What Does Overhead Supply Even Mean?
The idea behind overhead supply is that it takes time for demand to absorb it before prices are able to move higher. For example, there was an overwhelming amount of supply relative to demand in the S&P500 in early 2018 just below 2900. We know that because when prices got there, they sold off. There were more willing sellers than buyers there, for a fact, not my opinion.
When prices returned to that area in September, prices broke above it, temporarily, before failing and selling off again. This failed breakout was accompanied by deteriorating breadth and momentum. Only a fraction of stocks were making new highs and only a fraction were showing positive momentum characteristics compared to the prior highs earlier last year. This break confirmed those divergences when prices failed, suggesting to us that no, demand had not yet finished absorbing that overhead supply:
Here we are back again, knocking on the door for the 3rd time. Will we finally break out? Or is this going to be another failure?
For me, I think it's likely to continue to be a mess. We have mixed signals from what actually makes up this market - the stocks themselves.
First the good news, Technology and Semiconductors are already trying to make new all-time highs. Think about it, in order for the entire group to break out, it needs to start with one. Here is Tech back up to its 2018 highs:
Here are Semi's already making new all-time highs. Can they hold and lead? Or will they fail? More on that in a minute.
Consumer Discretionary is testing those highs as well. If "this is it", then I would expect Tech and Discretionary to lead the way higher. If "this is not it", then expect these to fail up here. These are the leadership groups, without question.
When we look at the rest of the biggest sectors in America, they Don't look like these above. They are not testing and/or breaking out above former highs. In fact, they're no where near last year's highs. Look at Financials:
Industrials are still well below those highs:
Energy is the worst of all of them:
We take a weight of the evidence approach. We also try and focus more on individual stocks themselves than the overall market. While it's important to put things into context, there have been, and continue to be, opportunities at the individual stock level. If you don't like banks, don't buy banks. If you like Tech, buy Tech, sort of mentality.

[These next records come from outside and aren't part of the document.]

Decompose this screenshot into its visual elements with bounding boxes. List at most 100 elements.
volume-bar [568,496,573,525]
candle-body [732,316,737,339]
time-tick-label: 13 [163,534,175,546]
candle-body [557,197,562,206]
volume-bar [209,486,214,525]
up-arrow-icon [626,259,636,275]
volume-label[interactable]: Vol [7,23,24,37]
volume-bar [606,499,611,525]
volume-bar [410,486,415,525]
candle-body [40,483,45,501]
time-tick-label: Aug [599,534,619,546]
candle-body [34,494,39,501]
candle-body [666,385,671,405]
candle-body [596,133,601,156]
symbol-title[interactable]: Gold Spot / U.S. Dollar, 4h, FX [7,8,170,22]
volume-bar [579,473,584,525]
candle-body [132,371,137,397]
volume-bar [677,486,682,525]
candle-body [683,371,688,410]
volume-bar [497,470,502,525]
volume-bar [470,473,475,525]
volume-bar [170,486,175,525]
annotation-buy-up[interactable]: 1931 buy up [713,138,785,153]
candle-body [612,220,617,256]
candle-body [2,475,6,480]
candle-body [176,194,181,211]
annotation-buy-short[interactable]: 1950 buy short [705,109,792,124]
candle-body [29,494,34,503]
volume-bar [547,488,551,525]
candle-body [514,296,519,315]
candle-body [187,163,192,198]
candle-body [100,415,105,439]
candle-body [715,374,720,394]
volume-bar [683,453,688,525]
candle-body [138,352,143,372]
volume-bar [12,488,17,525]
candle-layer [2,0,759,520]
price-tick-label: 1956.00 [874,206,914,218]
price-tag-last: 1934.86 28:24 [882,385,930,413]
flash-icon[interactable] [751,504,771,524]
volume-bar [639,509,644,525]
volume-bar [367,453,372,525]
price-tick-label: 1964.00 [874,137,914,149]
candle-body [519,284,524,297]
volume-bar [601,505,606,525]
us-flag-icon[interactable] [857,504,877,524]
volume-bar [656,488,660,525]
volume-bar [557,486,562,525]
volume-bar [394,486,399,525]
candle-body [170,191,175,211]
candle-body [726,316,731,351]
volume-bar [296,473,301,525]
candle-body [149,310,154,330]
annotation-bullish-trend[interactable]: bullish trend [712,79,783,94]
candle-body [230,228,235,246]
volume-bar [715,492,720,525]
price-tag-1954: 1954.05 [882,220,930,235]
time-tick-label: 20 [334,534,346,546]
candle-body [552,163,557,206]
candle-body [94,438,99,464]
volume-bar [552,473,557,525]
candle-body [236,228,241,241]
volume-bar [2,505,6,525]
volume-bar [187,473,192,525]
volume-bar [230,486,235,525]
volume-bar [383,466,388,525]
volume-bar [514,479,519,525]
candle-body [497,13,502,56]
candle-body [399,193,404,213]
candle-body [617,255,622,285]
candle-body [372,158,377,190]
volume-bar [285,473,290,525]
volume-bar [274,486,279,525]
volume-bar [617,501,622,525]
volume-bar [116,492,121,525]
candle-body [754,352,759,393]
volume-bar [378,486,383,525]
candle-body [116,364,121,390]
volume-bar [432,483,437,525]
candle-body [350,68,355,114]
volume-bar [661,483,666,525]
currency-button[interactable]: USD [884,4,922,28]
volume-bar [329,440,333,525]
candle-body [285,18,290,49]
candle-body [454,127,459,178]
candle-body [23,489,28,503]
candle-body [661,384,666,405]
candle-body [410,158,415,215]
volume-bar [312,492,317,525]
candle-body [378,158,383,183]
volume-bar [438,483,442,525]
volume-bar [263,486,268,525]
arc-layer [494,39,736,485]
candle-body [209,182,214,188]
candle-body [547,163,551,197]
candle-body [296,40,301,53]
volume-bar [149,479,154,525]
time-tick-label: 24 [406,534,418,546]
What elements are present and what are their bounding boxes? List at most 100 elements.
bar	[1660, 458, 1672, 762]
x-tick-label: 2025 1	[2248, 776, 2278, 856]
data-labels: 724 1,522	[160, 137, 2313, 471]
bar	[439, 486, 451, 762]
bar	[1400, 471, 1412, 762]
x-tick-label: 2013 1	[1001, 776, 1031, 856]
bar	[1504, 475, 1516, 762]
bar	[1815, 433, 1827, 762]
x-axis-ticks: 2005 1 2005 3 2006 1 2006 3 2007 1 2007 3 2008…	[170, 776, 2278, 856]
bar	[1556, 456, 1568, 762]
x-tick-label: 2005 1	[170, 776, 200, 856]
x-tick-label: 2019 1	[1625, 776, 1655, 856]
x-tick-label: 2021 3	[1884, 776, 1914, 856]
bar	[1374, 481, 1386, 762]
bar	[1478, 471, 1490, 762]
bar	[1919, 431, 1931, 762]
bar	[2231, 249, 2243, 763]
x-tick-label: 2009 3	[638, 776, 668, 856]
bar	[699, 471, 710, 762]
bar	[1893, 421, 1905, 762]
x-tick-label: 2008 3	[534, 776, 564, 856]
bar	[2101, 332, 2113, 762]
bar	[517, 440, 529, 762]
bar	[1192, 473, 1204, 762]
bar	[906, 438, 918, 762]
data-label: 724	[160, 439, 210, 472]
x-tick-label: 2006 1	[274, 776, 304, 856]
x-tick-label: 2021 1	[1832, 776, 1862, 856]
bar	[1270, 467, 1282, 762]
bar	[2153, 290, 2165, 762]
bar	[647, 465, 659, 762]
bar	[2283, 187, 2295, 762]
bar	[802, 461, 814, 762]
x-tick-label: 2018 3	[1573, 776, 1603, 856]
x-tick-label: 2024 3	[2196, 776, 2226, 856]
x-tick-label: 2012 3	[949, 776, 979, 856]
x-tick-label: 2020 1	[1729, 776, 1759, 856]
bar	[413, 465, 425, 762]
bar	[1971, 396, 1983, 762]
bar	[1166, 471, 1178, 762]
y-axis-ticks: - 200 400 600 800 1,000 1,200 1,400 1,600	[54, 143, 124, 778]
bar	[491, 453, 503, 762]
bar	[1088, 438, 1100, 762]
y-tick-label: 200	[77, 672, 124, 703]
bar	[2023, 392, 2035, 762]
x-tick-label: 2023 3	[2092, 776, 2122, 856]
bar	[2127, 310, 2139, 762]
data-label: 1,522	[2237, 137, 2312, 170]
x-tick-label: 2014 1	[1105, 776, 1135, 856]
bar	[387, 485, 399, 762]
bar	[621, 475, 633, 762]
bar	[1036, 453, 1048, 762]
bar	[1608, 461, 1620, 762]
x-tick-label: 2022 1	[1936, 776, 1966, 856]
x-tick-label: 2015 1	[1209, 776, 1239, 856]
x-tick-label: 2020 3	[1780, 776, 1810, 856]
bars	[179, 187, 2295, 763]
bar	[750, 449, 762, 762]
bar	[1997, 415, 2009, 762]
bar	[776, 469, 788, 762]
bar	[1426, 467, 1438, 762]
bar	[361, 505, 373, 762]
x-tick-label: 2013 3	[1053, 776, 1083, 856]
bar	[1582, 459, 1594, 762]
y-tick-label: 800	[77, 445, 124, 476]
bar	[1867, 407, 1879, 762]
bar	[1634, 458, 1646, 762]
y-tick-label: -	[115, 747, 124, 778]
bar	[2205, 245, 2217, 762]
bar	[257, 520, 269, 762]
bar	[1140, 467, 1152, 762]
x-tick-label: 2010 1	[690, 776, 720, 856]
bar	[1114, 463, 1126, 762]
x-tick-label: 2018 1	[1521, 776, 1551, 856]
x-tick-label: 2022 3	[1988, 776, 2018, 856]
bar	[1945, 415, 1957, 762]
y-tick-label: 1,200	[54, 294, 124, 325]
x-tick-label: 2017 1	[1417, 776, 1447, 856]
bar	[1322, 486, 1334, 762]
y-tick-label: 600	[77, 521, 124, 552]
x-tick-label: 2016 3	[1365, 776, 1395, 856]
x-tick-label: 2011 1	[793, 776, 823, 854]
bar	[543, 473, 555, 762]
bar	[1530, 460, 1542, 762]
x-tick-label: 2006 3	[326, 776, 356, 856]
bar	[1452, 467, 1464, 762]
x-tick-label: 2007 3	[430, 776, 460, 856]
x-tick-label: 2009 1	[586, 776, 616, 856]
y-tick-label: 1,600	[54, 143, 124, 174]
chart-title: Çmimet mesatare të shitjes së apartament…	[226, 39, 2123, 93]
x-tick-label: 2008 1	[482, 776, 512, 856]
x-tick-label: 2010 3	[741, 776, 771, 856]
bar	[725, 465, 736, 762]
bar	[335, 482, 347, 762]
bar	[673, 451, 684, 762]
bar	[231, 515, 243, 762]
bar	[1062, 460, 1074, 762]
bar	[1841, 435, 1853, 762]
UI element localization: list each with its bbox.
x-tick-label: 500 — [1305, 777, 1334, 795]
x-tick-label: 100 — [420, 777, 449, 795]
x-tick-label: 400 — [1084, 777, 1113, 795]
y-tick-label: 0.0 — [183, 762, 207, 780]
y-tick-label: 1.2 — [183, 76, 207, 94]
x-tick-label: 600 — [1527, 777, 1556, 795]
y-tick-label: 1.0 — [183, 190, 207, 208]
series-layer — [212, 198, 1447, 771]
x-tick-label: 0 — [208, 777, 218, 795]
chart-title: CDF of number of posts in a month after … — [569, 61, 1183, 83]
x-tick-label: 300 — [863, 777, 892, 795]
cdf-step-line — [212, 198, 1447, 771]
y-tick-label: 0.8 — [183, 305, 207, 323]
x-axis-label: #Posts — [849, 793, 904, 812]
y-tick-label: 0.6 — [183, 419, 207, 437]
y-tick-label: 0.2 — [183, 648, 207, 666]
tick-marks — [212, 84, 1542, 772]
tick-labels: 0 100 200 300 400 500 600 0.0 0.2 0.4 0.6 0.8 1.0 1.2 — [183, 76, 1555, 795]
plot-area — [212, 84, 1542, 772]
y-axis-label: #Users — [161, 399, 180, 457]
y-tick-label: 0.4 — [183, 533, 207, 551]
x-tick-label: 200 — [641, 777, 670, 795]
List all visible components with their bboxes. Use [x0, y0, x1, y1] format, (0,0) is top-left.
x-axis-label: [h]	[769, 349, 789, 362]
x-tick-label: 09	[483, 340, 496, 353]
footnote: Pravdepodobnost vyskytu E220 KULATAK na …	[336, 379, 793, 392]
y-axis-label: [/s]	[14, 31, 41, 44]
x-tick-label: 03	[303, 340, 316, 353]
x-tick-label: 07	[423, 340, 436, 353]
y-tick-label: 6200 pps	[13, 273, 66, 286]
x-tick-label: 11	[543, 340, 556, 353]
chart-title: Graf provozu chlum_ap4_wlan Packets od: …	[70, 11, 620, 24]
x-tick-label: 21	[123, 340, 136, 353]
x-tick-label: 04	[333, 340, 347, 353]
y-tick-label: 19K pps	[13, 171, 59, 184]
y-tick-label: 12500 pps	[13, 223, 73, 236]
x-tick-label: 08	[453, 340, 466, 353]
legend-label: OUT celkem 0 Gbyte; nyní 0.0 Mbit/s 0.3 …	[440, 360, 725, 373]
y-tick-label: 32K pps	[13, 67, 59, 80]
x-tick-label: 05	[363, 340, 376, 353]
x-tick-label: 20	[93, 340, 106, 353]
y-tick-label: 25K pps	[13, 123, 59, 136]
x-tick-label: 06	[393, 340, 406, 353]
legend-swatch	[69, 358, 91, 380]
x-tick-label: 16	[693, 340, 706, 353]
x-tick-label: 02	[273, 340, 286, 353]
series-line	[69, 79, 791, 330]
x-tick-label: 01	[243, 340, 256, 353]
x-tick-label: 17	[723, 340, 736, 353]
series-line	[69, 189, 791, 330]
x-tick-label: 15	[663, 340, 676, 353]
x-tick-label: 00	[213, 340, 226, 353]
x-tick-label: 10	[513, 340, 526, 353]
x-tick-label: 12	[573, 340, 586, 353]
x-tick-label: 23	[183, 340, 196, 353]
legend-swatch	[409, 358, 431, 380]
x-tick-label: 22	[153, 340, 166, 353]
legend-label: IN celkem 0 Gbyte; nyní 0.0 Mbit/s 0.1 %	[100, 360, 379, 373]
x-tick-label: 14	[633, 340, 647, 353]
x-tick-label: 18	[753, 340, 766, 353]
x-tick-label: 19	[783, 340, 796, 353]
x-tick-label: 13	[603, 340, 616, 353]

So what's the risk here? For me the biggest risk is all out failure up here from the leaders. If we see Semi's start to fall back below the March 2018 highs, and even worse fall below 1430, things can really get hairy for the overall market.
I think that the lack of participation by most of the market sets up this risk factor that we need to take into account. We do not want to be aggressively long in that scenario. That would create a similar sort of setup as what we saw in early October. Maybe not to such an extreme, but downside risk nonetheless.
It's messy out there. I think there are good setups where the risk is very well-defined and the reward is exponentially greater. That's all we can really ask for. There are good charts and bad ones short-term. But there are huge bases everywhere long-term that we should not forget about.
So to answer the first question about the S&P500 - Is this a new breakout or just another failure? How about neither? I think we likely keep chopping around a bit in the indexes, presenting more opportunities at the individual stock level. How about that? Is that a cop-out answer? Maybe, but that's how I feel.